Mobile World Congress is just around the corner, and usually the giant mobile jamboree is where the trends for mobile emerge over five days of stand hopping, conference surfing and late night tapas-snorting networking. But I think that, with more than a week to go until we all decamp to Barcelona, the trends in mobile that will change how the telemedia business works over the coming year or more have already been established.
In short, mobile is going through a huge cultural shift. The ground work has of course been laid during the past few years, but we are now seeing it come to fruition and, as you will see in Barcelona later this month -- and at our own telemedia events in Leeds on 11 May and Amsterdam in the autumn -- how consumers use mobile and what the mobile industry has to do to meet their demands has shifted significantly and fundamentally.
A study by the Internet Advertising Bureau's (IAB) mobile arm reveals that 27% of consumers are choosing their mobiles as the best way to access content and services, and typically they are doing this through their mobile browser, rather than clicking links, using shortcodes, or firing up apps. This is a huge shift. Apps have been seen as the great white hope for mobile and, compared to early browsing experiences, they were. But now people just want the web.
This is borne out by the three year deal signed between UK broadcaster ITV and MIG where the former is using the latter's new interactive platform start to offer apps and m-web based interaction. The good news is that money enters the system through PRS among other billing tools, but the picture is clear: how media interaction with mobile happens is changing. As is how people pay to do it is also shifting.

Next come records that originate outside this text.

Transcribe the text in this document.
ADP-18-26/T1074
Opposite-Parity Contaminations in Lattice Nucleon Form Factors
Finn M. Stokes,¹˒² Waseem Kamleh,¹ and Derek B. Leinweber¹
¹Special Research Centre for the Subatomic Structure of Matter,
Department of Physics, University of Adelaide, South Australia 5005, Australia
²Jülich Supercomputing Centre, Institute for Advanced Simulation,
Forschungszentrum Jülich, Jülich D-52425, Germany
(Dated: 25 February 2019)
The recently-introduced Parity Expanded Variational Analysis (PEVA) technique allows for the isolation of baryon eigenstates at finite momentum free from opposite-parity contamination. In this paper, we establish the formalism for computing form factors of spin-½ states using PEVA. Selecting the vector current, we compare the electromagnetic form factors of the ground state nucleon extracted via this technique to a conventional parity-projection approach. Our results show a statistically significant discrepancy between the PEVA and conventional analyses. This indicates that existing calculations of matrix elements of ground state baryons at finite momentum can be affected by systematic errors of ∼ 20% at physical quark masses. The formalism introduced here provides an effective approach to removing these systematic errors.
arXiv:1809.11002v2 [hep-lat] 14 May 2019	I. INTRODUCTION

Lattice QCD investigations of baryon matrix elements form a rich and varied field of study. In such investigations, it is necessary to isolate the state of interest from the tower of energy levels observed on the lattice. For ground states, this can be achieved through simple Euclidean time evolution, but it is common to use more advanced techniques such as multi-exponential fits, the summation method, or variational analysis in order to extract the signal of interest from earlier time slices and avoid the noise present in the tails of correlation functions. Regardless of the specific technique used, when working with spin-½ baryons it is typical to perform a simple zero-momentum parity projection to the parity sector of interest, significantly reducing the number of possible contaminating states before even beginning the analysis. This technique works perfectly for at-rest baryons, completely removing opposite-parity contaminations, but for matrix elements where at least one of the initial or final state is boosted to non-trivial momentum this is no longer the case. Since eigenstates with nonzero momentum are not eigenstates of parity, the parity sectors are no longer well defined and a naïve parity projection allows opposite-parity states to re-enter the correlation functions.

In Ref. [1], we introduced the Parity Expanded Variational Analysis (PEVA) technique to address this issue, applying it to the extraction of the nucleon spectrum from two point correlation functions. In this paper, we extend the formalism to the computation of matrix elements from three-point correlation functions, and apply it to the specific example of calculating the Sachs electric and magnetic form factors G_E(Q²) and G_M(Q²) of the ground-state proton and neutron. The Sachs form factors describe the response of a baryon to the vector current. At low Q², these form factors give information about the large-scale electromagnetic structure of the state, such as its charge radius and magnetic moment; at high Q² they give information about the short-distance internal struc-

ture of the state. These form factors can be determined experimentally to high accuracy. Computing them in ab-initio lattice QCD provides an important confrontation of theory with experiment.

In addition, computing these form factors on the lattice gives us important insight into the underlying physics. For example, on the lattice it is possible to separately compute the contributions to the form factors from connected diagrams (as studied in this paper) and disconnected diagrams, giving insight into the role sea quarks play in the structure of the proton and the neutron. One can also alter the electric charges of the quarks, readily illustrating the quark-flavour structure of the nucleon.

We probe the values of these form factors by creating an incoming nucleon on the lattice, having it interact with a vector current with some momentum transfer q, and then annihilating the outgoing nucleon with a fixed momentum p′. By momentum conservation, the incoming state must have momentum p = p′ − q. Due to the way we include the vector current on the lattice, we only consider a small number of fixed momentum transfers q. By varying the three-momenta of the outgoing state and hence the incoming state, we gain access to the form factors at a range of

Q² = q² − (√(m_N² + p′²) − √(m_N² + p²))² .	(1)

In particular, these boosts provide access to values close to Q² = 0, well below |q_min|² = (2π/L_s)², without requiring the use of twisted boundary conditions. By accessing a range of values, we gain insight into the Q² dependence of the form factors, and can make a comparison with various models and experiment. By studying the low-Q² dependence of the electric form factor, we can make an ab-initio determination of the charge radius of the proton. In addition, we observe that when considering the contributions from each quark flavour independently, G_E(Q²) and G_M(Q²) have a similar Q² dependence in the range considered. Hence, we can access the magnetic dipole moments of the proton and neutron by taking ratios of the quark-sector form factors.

The IAB research also points to the fact that mobile marketing may also now be hitting critical mass. 40% of those surveyed reveal that when they see an advert they reach for their mobile to find out more.
While some agencies are starting to put QR codes in ads, most don't. Moreover, most companies don't bother -- yet -- to mobile optimise their websites. And they are missing a huge opportunity. Consumers want to come in through mobile, the brands aren't letting them.
And then there is billing. Contactless payments have been much vaunted and it seems that now they are on their way. Everything Everywhere -- the Chimera created by the splicing of T-Mobile and Orange -- has teamed up with card company Barclaycard to roll out a mobile NFC-enabled payment network across the UK, so that shoppers can start to pay with a card embedded in their phone.
Finally, proper mobile billing has arrived in the UK. But as we revealed two weeks ago, Starbucks has got there first with it's barcode based stored value app for iPhones. While it is likely that bank-backed NFC-enabled chip and PIN based mobile payments will eventually win out (once the redemption infrastructure has a been put in place) but for the rest of this year we are going to see an explosion in mobile payments in shops, stations, everywhere.
Naturally you won't find it on planes, the radio will interfere with the avionics, so it may well be that we will still have to have a payment card or cash if travelling by air, but everywhere else we will all be waving our phones about willy nilly paying for things.
There will be some great mess ups, there will be issues with chargebacks and there will certainly be some clever, well thought through new frauds perpetrated on the unsuspecting, but overall it will be part of the huge revolution how people use their mobiles.
And it will all form the central pillar of the next Telemedia360 event taking place on 11 May in Leeds. The conference will be taking shape over the next few weeks -- and we'll keep you up to date -- but never has it been more needed to get then industry together to look at where the next set of opportunities for the Telemedia industry lie.